Thanks, you paid less for the center section complete with shock valves for less than they are trying to charge for the shock valve kit alone.


----------



## Gundog

The one thing I did not list was the seal kit they left it off my order and I had to call back and order that. The seal kit is what pushed it over the $400 mark. Using the manual they have online this was fairly simple to rebuild but I was an equipment mechanic in my younger days and I have a very well tooled shop. It takes a special puller to pull the hub off the axle and I did not have one but I was able to press it off with a hydraulic press my hub had 5 lugs so my standard 2 & 3 jaw pullers did not work. 

I would not recommend this rebuild to the average joe unless they have done a fair amount of this type work.

I ordered everything from Parts Monster on ebay but called and ordered over the phone because no one listed the center section on ebay.

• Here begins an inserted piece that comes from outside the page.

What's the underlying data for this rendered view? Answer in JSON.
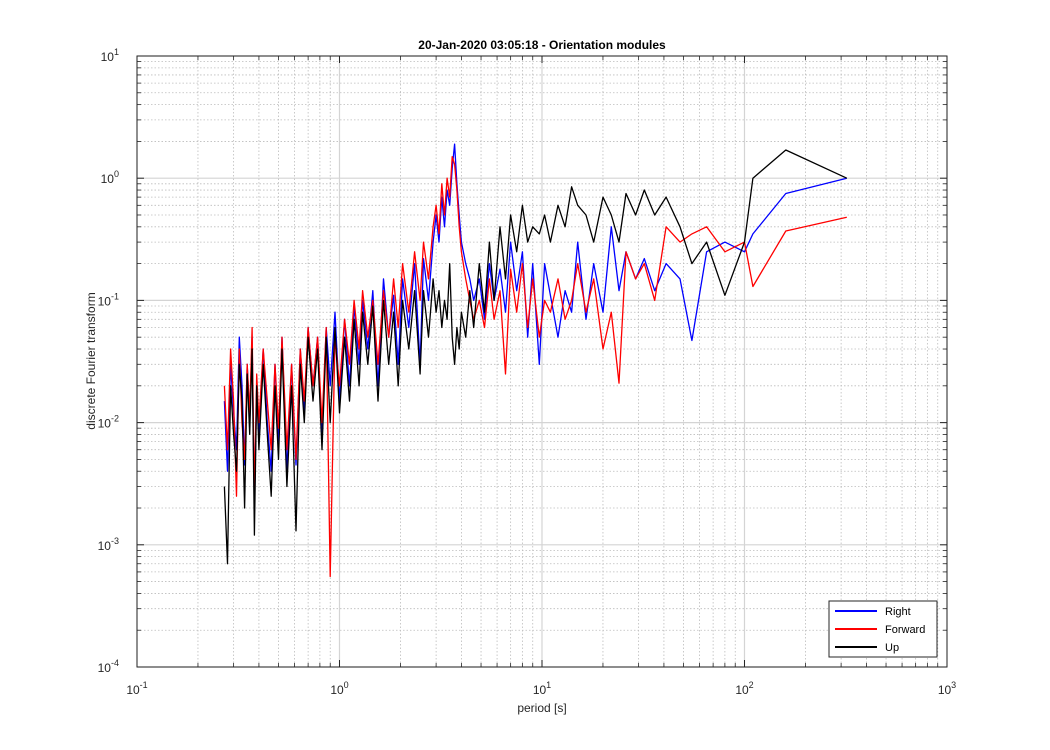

Their regular business name is Woodland Equipment they are in MI.


----------



## RC Wells

Good to learn something new. Pulled a ZT-3100 apart to take a look, found what is called their shock valve system. Diaphragms on springs, not the same style with springs, movable slug, and orifice flow control used on the heavier units. 

My guys were very worried I would make them start rebuilding the 3100's, but not cost effective at shop labor rates. 

Going to leave that to talented homeowners like you. But, have printed this entire post and made copies for the folks that have the same issue and are willing to tackle the job.

Good post, thanks.


----------



## Gundog

RC Wells said:


> Good to learn something new. Pulled a ZT-3100 apart to take a look, found what is called their shock valve system. Diaphragms on springs, not the same style with springs, movable slug, and orifice flow control used on the heavier units.
> 
> My guys were very worried I would make them start rebuilding the 3100's, but not cost effective at shop labor rates.
> 
> Going to leave that to talented homeowners like you. But, have printed this entire post and made copies for the folks that have the same issue and are willing to tackle the job.
> 
> Good post, thanks.


I agree if I had to pay labor with what the parts cost it would not have made sense to fix it. I found a place that I could have bought a new unit for around $780 had my parts list reached $500 I would have just replaced it. I originally found a new unit for $445 but it was not a direct replacement for mine so I had to pass. I am not sure what the differences where probably mounting or axle length who knows.

I figure if I had taken it in to be repaired they would have billed me $1k for parts and $500 for labor or more. I would have had a new unit but at a much higher price.


----------